Mit dem Röntgenlaser LCLS (Linac Coherent Light Source) am US-Forschungszentrum SLAC in Kalifornien beschossen die Wissenschaftler einzelne Fußballmoleküle mit jeweils nur etwa 20 Femtosekunden (billiardstel Sekunden) kurzen Blitzen und beobachteten deren Wirkung in Echtzeit mit einer zeitlichen Auflösung im Bereich von etwa zehn Femtosekunden. Die Daten zeigen, dass der Röntgenblitz aus etwa jedem fünften der 60 Kohlenstoffatome ein Elektron herausschlug.  „Danach passiert zunächst einmal nichts. Erst nach einigen Dutzend Femtosekunden lösen sich nach und nach Kohlenstoffatome von dem Molekül“, berichtet Santra.
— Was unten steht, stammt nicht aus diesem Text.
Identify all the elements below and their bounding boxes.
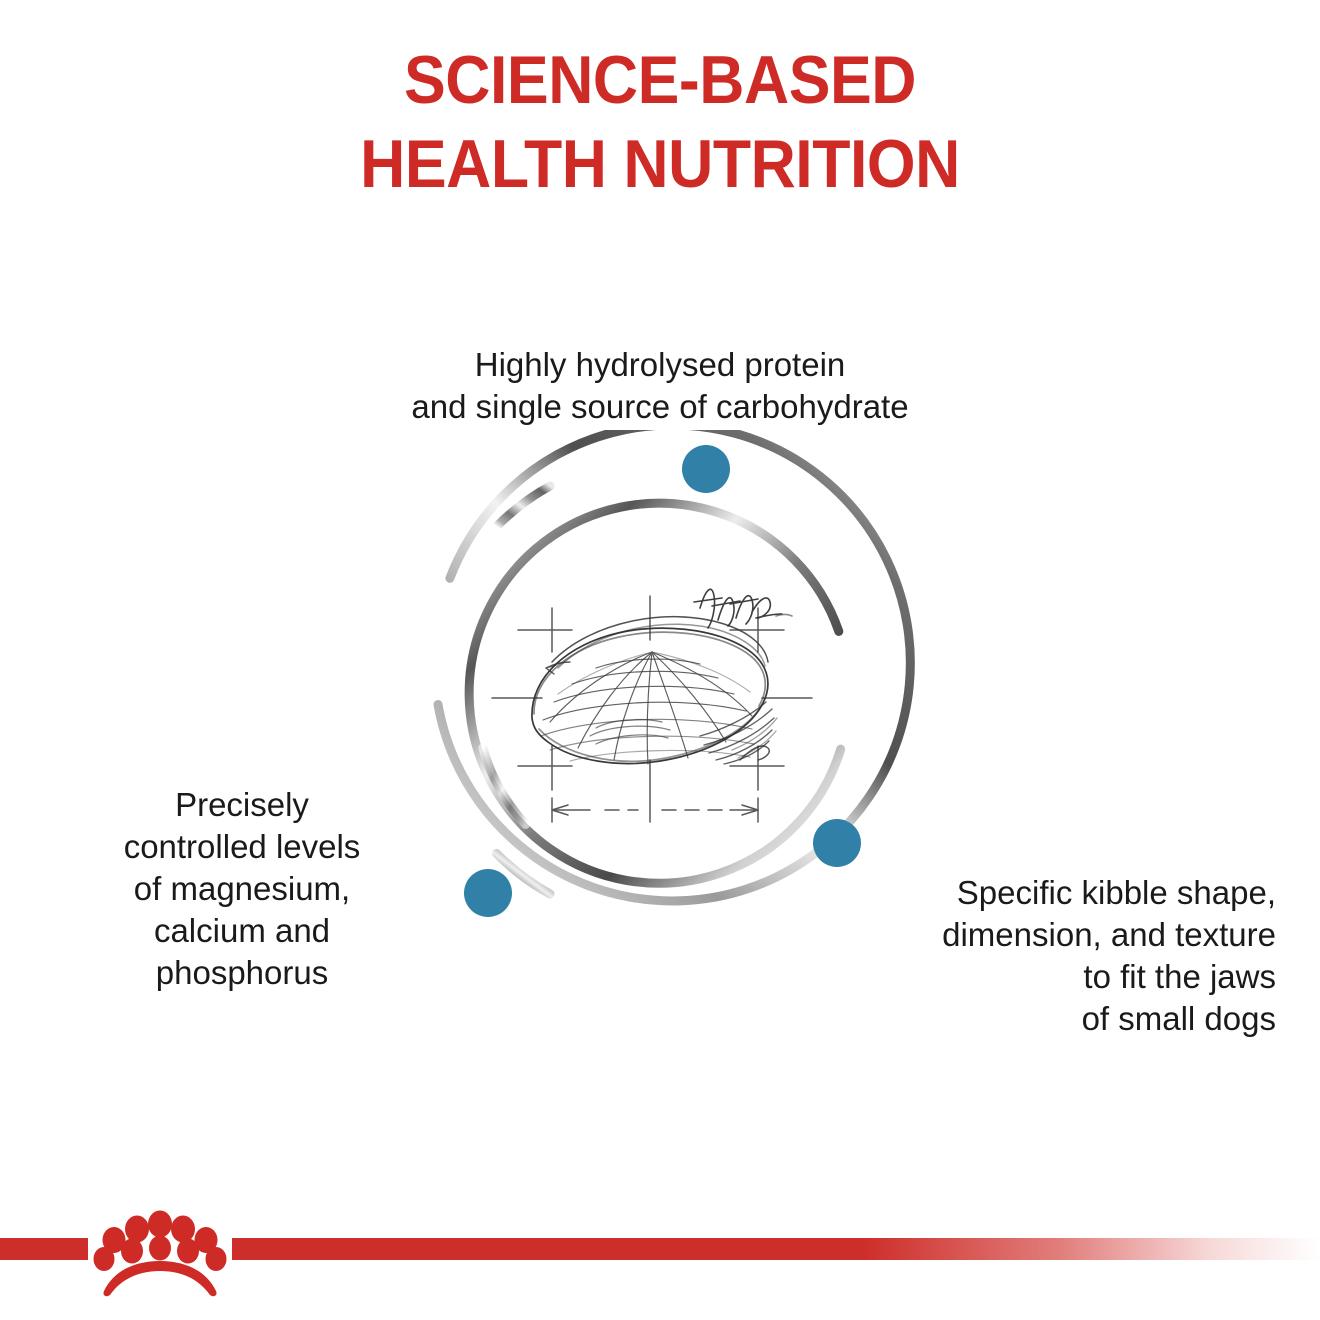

„Was dann folgt, ist keine Explosion“, erläutert der Physiker. „Stattdessen lösen sich die Buckyballs vergleichsweise langsam auf. Dabei dampfen nach und nach Kohlenstoffatome ab – und zwar viel mehr neutrale als elektrisch geladene, das war überraschend.“ Da die Fragmentation der Buckyballs auf dieser Zeitskala nicht explosionsartig erfolgt, sprechen die Forscher vom Abdampfen der Atome. Erst mit Hilfe der theoretischen Modellierung des Prozesses ließen sich die experimentellen Daten sinnvoll deuten.

„Typischerweise fliegen etwa 25 neutrale und nur 15 elektrisch geladene Kohlenstoffatome aus dem Molekül“, erläutert Santra. „Der Rest bildet Fragmente aus mehreren Atomen.“ Der ganze Prozess dauert rund 600 Femtosekunden. Das ist nach menschlichen Maßstäben immer noch unvorstellbar kurz, für die Strukturanalyse mit Röntgenlasern jedoch extrem lang. „In den typischerweise 20 Femtosekunden eines Röntgenlaserblitzes bewegen sich die Atome maximal 0,1 Nanometer – das ist im Bereich einzelner Atomdurchmesser und kleiner als die Messgenauigkeit der Strukturanalyse.“ Ein Nanometer ist ein millionstel Millimeter.

Für die Strukturanalyse von Proteinen züchten Forscher in der Regel kleine Kristalle aus den Biomolekülen. Der helle Röntgenlaserblitz wird dann am Kristallgitter gestreut und erzeugt ein typisches Beugungsmuster, aus dem sich die Kristallstruktur und damit auch die räumliche Struktur der einzelnen Proteine berechnen lässt. Die räumliche Struktur eines Proteins erlaubt Rückschlüsse auf seine genaue Funktionsweise. Die Proteinkristalle sind sehr empfindlich und verdampfen durch den Röntgenlaserblitz. Frühere Untersuchungen hatten jedoch gezeigt, dass der Kristall lange genug intakt bleibt, um vor dem Verdampfen das Beugungsbild zu erzeugen und damit seine räumliche Struktur preiszugeben.

Die neue Studie untermauert nun, dass dies auch bei einzelnen Molekülen der Fall ist, die sich nicht in einem Kristallgitter befinden. „Unsere Beobachtungen bei den Buckyballs spielen wahrscheinlich bei den meisten anderen Molekülen eine Rolle“, betont Santra. Da viele Biomoleküle sehr schwer zu kristallisieren sind, hoffen Forscher, künftig auch aus Ensembles nicht kristallisierter Proteine oder sogar bei einzelnen Biomolekülen mit dem Röntgenlaser die Struktur bestimmen zu können. Die jetzt erzielten Ergebnisse legten die Basis für ein tieferes Verständnis sowie eine quantitative Modellierung des Strahlenschadens in Biomolekülen durch Röntgenlaserblitze, schreiben die Wissenschaftler.